REHN Enterprises Ltd. (the “Employer”), a small forestry company, had appointed a third party named Global Total Care (“GTC”) as its agent to manage employee work absences resulting from injury or illness.
The Employer required employees to communicate with and provide medical information directly to GTC. When one union member refused to sign a release allowing his personal physician to discuss medical information directly with GTC, the Employer filed a policy grievance.
Arbitrator Richard Coleman dismissed the Employer’s policy grievance as the requirement to provide medical information directly to GTC could adversely affect employees’ privacy rights under the Personal Information Protection Act (PIPA) and the Collective Agreement.
Sections 4 and 34 of PIPA protect employees’ information that is shared with a second organization carrying out work on behalf of the first organization. However, those protections are limited by the language of PIPA to organizations who have “control” of the information in the first instance.
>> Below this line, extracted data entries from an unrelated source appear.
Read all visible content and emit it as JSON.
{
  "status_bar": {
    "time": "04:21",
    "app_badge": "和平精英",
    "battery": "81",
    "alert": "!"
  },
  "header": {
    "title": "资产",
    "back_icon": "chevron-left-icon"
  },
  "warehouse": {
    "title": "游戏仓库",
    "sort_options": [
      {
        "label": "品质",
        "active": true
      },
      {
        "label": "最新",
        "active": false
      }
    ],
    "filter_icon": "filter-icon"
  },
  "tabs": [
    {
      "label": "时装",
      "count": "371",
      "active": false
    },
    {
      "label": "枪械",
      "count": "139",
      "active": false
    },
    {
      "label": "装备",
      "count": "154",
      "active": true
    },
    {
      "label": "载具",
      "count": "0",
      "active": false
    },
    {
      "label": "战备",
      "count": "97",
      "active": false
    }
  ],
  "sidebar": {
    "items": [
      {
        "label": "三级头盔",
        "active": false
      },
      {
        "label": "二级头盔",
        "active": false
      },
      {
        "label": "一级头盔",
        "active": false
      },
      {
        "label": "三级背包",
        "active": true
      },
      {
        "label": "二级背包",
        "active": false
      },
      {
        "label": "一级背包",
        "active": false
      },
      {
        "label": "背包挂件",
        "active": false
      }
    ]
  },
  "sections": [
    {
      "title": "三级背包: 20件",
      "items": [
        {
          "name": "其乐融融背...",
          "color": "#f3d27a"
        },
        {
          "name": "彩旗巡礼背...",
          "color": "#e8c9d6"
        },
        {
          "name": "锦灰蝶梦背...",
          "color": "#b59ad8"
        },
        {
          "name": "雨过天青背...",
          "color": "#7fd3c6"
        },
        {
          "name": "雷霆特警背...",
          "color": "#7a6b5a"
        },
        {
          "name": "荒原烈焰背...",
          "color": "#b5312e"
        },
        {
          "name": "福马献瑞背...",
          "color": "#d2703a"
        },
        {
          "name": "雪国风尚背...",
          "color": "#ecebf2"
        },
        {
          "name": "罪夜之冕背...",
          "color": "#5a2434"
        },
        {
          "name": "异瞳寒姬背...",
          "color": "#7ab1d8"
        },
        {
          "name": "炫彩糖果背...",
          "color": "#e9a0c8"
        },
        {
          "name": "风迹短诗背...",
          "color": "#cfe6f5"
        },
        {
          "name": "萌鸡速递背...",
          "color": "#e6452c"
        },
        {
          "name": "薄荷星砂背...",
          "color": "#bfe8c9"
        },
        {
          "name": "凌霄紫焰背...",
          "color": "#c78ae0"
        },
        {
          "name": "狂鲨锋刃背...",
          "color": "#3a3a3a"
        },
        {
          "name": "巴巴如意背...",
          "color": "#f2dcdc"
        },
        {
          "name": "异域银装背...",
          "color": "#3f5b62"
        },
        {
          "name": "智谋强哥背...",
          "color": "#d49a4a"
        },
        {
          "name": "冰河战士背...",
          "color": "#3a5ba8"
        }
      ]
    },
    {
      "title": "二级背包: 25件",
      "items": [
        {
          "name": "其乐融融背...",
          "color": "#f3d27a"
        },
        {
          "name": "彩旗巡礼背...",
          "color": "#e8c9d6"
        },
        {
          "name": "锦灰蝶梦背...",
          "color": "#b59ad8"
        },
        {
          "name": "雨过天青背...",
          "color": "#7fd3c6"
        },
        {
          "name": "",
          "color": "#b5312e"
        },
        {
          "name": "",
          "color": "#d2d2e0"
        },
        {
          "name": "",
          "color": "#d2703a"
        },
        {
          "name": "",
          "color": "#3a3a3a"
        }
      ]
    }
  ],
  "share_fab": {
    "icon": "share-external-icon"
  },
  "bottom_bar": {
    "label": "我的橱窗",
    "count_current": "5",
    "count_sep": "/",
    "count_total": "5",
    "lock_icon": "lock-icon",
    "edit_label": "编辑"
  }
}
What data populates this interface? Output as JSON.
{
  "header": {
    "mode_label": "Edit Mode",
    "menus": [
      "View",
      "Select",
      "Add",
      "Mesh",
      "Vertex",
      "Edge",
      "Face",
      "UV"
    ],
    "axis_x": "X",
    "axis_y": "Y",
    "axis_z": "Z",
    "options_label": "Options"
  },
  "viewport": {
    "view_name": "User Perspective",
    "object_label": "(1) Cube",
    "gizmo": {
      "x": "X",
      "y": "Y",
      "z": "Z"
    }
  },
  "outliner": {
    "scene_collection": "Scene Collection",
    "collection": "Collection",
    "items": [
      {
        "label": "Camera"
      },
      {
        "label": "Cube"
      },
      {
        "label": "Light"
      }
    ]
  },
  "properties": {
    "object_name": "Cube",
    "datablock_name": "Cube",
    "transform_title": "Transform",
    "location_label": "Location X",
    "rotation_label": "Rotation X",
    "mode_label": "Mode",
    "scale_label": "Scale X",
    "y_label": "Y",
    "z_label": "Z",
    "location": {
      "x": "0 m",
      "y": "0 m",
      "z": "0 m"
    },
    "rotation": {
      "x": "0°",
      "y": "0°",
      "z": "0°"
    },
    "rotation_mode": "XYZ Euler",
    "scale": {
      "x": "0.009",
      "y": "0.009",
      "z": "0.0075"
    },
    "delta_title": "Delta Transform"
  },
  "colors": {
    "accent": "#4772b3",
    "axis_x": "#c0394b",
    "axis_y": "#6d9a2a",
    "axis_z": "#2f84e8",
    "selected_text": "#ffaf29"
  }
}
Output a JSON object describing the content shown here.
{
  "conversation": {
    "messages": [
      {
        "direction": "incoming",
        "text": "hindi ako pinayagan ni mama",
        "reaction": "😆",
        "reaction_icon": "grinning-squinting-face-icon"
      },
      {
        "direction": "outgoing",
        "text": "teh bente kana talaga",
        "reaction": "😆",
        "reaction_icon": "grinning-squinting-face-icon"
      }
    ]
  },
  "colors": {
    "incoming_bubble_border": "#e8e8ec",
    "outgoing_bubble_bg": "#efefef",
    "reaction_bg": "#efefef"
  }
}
Thus bypassing the Employer and going directly to GTC would potentially undermine the employee’s rights under PIPA and the Collective Agreement. As stated by Arbitrator Coleman at paragraphs 34-36:
It is an extraordinary circumstance to require a person to share personal medical information with a party with whom they have no direct relationship; and I must presume that it is no accident that the legislature made specific provision for the original organization in control of the information—and with whom the person does have a direct relationship—to share that information (sec. 12(2) for defined purposes, but at the same time requiring the original organization to retain responsibility for security (secs. 4 and 34). Under that regimen, if Rehn was the initial recipient of the information, it could be held accountable for that security, through the collective agreement. But Rehn seeks to have the employee communicate directly with GTC, cutting Rehn out of the loop entirely. The latter would never have custody of the individual’s personal medical information, and thereby, in my view, would not, in any reasonable interpretation of the Act, be considered to be in “control” of the information.
Were Rehn employees compelled to hand over their private and personal medical information directly to GTC, “an employee who might be adversely affected by the policy [would be deprived] from exercising the full extent of his or her rights under the collective agreement.” Namely: holding their employer accountable for the protection of the private information collected by the agent.
Although the parties could negotiate an agreement allowing GTC to deal with injury management that contained mutually acceptable rules and restrictions, absent such agreement the Employer could not unilaterally force employees to provide medical information directly to a third party.